Jerzy Grzegorzewski nie żyje

Zmarł Jerzy Grzegorzewski, reżyser teatralny i scenograf – miał 66 lat, był uważany jest za jednego z najwybitniejszych polskich inscenizatorów teatralnych ostatnich lat. Absolwent Łódzkiej Państwowej Szkoły Sztuk Plastycznych w Łodzi oraz wydziału reżyserii warszawskiej PWST.Po studiach związał się z łódzkim Teatrem im. Stefana Jaracza, potem pracował w Starym Teatrze w Krakowie, następnie w Teatrze Polskim we Wrocławiu, a w latach 1997-2003 był dyrektorem głównej sceny Teatru Narodowego w Warszawie.

Do najwybitniejszych inscenizacji Jerzego Grzegorzewskiego zaliczane jest „Wesele” Wyspiańskiego, zrealizowane dwukrotnie: na deskach krakowskiego Starego Teatru, a później w Teatrze Narodowym.

Z kolei w warszawskim Teatrze Studio powstały – uważane za najdojrzalsze w dorobku Grzegorzewskiego – spektakle: „Pułapka” Tadeusza Różewicza, „Opera za trzy grosze” Brechta, „Don Juan” Moliera.

Ostatnim spektaklem wyreżyserowanym przez Grzegorzewskiego był „On.
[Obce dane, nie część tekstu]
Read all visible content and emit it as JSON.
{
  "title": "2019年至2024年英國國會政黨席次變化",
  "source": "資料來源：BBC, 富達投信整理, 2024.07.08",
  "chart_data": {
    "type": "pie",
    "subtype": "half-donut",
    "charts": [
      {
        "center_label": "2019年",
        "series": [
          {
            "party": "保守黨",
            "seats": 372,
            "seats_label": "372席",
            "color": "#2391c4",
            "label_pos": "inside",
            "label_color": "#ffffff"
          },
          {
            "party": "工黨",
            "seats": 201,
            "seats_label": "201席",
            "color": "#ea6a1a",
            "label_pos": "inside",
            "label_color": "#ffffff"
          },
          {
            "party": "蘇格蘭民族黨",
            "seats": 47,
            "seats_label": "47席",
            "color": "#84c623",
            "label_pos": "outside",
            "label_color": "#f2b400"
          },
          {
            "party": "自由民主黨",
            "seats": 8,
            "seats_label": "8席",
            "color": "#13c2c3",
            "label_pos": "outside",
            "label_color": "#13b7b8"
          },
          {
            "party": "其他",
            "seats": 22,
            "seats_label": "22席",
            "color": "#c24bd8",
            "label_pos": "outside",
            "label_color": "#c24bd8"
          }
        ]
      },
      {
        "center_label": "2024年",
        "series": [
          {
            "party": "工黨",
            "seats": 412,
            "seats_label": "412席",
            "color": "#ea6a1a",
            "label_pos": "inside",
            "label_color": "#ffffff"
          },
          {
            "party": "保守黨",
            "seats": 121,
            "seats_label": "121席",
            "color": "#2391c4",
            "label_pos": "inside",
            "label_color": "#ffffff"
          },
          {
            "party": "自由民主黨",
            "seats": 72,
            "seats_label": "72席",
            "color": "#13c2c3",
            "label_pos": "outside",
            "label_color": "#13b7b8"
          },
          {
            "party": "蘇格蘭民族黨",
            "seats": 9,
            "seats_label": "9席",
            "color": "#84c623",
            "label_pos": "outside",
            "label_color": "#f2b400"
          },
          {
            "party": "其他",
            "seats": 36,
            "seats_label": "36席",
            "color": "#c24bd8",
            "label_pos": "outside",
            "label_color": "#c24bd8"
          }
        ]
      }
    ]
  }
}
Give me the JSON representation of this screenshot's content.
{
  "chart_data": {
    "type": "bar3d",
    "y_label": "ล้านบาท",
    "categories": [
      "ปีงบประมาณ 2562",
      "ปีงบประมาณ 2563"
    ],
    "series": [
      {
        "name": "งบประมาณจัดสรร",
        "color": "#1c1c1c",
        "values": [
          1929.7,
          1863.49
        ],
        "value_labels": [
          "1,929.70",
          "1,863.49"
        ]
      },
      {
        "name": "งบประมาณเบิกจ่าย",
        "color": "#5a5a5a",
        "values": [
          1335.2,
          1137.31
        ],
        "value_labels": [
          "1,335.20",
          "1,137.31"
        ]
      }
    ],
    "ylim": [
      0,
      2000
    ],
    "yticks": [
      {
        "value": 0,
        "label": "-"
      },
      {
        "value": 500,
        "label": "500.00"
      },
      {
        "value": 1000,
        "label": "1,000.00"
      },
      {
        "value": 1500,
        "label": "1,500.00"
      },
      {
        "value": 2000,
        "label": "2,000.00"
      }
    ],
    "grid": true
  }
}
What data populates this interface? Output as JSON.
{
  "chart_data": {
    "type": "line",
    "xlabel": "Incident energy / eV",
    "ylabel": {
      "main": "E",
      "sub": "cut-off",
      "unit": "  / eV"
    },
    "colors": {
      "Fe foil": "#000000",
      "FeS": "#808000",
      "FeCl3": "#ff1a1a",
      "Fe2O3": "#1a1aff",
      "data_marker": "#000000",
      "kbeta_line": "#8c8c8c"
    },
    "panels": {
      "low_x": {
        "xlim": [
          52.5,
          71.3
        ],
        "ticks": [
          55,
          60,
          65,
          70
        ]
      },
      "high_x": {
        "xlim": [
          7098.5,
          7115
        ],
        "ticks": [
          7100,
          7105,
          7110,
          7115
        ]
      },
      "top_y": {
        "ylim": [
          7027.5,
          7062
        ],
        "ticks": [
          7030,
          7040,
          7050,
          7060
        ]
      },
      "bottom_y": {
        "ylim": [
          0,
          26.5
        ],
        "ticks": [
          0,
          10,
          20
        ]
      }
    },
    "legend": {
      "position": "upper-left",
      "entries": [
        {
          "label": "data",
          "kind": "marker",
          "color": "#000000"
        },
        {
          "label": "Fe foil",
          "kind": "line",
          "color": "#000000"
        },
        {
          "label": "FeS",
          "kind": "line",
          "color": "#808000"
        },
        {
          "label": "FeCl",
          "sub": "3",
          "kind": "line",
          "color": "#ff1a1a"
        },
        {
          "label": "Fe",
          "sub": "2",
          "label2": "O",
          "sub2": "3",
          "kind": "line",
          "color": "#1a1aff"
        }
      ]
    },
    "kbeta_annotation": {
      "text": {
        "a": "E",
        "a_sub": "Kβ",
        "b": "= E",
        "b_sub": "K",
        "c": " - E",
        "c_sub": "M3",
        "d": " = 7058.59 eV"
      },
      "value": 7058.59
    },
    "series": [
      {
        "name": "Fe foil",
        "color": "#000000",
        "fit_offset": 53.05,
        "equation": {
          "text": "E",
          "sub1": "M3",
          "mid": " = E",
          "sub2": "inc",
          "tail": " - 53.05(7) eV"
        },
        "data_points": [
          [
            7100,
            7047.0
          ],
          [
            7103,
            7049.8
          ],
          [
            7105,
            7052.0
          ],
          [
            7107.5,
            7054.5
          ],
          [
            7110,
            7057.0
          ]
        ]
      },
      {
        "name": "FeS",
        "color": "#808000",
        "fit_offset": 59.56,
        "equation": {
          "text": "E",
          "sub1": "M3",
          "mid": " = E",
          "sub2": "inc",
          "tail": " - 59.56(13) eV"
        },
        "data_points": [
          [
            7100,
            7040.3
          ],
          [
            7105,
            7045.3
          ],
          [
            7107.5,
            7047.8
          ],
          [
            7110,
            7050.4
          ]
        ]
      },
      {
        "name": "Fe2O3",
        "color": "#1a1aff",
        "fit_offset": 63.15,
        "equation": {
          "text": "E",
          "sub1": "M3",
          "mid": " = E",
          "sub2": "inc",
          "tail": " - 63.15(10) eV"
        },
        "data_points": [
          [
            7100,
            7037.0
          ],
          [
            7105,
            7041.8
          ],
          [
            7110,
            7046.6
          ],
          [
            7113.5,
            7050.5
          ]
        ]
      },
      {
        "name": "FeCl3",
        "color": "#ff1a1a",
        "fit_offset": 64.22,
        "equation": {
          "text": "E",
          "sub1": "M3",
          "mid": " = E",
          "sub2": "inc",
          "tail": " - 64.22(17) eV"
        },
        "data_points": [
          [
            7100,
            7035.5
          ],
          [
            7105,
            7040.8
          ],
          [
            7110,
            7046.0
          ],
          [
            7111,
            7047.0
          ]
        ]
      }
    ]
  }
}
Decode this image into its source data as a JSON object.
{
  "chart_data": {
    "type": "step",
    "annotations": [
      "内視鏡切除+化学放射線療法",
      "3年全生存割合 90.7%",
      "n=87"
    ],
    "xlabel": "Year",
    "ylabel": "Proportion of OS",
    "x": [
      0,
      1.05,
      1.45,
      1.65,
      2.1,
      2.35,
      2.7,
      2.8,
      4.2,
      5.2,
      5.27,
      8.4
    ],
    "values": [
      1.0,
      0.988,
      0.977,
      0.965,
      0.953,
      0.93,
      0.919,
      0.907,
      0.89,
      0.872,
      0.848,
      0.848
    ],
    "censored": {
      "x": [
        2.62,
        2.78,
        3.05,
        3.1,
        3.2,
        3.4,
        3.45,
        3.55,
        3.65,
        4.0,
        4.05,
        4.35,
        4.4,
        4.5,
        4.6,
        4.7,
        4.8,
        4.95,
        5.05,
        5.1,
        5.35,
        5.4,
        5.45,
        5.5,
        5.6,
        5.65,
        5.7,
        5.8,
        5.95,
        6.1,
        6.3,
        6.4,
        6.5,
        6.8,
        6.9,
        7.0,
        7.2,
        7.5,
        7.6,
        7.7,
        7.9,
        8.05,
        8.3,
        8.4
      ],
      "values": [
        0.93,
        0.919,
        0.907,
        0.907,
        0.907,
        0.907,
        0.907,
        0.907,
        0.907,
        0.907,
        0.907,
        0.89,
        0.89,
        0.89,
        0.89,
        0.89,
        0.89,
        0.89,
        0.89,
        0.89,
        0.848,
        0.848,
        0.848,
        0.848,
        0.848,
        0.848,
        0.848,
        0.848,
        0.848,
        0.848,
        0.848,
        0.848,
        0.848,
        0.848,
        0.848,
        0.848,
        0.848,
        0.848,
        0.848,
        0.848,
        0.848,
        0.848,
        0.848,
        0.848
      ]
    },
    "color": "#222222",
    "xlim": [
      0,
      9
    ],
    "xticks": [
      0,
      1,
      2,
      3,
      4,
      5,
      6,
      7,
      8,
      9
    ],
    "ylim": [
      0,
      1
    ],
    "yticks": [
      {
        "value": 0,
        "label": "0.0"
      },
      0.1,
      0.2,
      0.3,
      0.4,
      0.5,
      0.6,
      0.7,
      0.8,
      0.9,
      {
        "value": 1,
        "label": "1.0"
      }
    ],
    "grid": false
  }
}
Drugi powrót Odysa”, widowisko oparte na twórczości Stanisława Wyspiańskiego.

W tym roku Grzegorzewski zamierzał wystawić w Starym Teatrze „Krzesła” Ioneski – próby zaczęły się w lutym, a premiera była zaplanowana na wrzesień.

„[Grzegorzewski] dokonał rewizji wielkiej tradycji poetyckiej, romantycznej polskiego teatru. Jego wyobraźnia była tak sugestywna, tak silna, że w istotny sposób przekształcił myślenie o teatrze. To dotyczy zarówno aktorów jak widzów i reżyserów.

Dał polskiemu teatrowi jakąś nową przestrzeń, wolność wyobraźni” – tak w rozmowie z BBC wspominał dokonania reżysera krytyk teatralny Grzegorz Niziołek.